I was happily surprised to hear this afternoon that Daniel Penny has been acquitted of charges related to the death of Jordan Neely, the homeless madman whom Penny bravely subdued as Neely was menacing riders on the F train in New York last year.
It is a sign of our degraded times that Penny was charged at all, rather than hailed as the hero he was. I hope he can put his life back together after this.
I must say that I’m sorry also for poor Jordan Neely, who was clearly mentally ill, and should never have been on that train in the first place. We really don’t seem to do much of anything right at all these days.
Alas, we should not be surprised if this isn’t the end at all for Mr. Penny. A case like this is the perfect “lawyer’s ramp”, and I’m sure swarms of them are already circling around Mr. Neely’s family looking to spin up a civil suit.
3 Comments
I hope Daniel Penny takes a lot of money from the New York City government, the District Attorney’s Office and especially the District Attorney herself in civil lawsuits because it would serve them Justice for what they wrongly did to him. I agree wi the you about Daniel Penny, Jordan Neely and the state of affairs today. God bless!

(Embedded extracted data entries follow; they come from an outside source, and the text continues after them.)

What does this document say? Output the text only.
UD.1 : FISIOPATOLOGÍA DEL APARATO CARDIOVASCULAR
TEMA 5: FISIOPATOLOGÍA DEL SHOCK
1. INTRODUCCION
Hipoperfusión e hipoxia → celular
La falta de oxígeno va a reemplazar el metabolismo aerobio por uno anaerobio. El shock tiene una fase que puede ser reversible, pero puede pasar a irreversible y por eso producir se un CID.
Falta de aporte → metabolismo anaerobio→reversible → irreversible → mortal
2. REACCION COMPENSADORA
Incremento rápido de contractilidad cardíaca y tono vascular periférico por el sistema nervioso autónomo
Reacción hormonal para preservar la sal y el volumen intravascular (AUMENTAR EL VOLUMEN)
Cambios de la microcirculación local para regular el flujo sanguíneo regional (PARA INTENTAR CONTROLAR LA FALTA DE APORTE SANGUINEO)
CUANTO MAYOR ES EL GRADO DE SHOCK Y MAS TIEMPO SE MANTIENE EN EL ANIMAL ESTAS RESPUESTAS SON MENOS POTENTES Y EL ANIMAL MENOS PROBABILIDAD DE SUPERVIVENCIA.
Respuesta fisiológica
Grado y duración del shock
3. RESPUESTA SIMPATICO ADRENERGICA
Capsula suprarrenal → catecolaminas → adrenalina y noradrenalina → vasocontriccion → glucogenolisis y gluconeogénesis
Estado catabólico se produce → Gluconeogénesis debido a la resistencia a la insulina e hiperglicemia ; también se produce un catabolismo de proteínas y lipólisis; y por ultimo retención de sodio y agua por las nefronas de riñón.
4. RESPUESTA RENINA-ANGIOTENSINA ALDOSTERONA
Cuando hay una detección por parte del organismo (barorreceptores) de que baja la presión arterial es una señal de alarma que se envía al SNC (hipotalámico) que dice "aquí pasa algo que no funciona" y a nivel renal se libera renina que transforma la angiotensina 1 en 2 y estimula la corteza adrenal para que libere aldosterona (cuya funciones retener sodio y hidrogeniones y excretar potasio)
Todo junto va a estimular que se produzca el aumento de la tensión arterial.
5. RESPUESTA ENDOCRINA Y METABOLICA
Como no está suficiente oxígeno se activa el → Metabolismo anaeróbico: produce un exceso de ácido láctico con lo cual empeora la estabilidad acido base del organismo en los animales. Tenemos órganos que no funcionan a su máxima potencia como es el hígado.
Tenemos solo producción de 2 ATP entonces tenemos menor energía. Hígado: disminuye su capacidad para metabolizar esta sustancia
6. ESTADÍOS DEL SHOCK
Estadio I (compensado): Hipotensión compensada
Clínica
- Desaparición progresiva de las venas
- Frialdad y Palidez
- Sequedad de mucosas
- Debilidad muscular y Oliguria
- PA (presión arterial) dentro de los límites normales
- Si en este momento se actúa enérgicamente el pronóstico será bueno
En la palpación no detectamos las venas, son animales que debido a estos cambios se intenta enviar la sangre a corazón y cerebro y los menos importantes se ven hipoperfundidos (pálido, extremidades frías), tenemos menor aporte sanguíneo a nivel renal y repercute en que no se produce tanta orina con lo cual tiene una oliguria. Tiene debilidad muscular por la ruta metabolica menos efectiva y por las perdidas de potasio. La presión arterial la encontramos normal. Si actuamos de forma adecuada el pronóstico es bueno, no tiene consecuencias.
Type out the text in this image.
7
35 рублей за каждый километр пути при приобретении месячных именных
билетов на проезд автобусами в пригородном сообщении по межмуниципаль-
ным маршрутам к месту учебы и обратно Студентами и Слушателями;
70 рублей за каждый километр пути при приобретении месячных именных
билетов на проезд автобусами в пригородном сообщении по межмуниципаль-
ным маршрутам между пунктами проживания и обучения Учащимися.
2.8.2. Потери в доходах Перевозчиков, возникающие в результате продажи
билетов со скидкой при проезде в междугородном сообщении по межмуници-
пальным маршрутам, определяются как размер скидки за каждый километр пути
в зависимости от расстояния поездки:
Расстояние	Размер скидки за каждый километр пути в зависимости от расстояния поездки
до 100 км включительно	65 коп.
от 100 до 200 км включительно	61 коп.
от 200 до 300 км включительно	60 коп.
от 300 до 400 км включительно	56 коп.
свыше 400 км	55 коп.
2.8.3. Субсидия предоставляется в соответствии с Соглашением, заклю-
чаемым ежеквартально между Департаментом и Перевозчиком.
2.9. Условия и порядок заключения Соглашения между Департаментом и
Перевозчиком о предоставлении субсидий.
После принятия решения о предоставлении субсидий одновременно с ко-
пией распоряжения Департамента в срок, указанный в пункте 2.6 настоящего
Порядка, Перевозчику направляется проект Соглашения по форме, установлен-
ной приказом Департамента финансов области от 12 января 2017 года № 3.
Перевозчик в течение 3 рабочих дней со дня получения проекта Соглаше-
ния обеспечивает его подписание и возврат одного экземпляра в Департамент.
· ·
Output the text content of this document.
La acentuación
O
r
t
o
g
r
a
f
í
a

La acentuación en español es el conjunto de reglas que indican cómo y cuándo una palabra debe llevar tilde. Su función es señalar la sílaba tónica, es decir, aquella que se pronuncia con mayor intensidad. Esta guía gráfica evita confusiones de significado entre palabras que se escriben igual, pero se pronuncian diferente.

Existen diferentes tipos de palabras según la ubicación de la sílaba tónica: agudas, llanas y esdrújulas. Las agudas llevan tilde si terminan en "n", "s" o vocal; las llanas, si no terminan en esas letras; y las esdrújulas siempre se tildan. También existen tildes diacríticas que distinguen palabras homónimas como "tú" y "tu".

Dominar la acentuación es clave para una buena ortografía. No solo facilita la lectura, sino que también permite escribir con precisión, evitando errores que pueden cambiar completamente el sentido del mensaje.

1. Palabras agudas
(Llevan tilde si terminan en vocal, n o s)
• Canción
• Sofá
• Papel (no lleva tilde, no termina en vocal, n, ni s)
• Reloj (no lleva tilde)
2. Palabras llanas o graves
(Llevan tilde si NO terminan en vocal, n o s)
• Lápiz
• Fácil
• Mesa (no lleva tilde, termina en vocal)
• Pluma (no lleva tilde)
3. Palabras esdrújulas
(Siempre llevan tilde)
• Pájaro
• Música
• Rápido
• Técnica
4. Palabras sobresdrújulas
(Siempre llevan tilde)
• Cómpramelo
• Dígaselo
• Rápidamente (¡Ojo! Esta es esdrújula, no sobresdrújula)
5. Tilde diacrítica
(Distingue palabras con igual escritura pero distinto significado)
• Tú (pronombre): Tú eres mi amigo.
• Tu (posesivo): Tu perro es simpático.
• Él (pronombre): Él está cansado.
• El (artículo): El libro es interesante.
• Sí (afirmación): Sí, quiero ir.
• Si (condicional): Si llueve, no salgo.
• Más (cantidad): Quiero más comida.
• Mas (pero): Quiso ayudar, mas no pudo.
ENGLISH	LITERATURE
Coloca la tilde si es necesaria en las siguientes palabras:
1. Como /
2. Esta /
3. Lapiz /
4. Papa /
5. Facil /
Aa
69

At some point in the 1970’s, during the first great wave of manufactured cultural relativism that swept through our society, our betters decided it was more humane to allow the severely mentally ill to wallow in their own filth on the streets, where the insane could terrorize the average citizen on a daily basis, for years on end.
It’s amazing to look at photos of NYC in the 1950’s and early 60’s, and see how relatively clean and orderly everything was. Friends that are native New Yorkers, and old enough to remember the early 60’s, recall an amazing New York that had public restrooms available at every subway station.
Then all hell broke loose in the late 60’s, and all of a sudden, you didn’t dare go in the restrooms in the subway, and by the early 70’s, all public restrooms were shuttered.
I moved to NYC in 1988, and the homeless issue was out of control even then.
Giuliani cleaned it up to a large degree, but subsequent administrations let everything unwind again.
Now every major city in the U.S. is dealing with this issue, and everyone pretends they don’t know what to do, while multiple Democratic administrations in every major city squeeze billions out of taxpayers pretending to address an issue they have no intention of solving.
Remember… there was a time, before the 60’s, when the mentally ill were kept away from the general population to everyone’s benefit.
I realize there were abuses in some of the institutional settings, but the answer was not to just flush the insane directly onto the streets.
Our betters don’t actually want to fix any of the problems that plague our major cities.
Another Dave: Very well put. Never let a crisis go to waste, and if there isn’t a crisis, then create one.
I propose that we avoid using the word “homeless.” This is a Leftist term that obfuscates the real issue.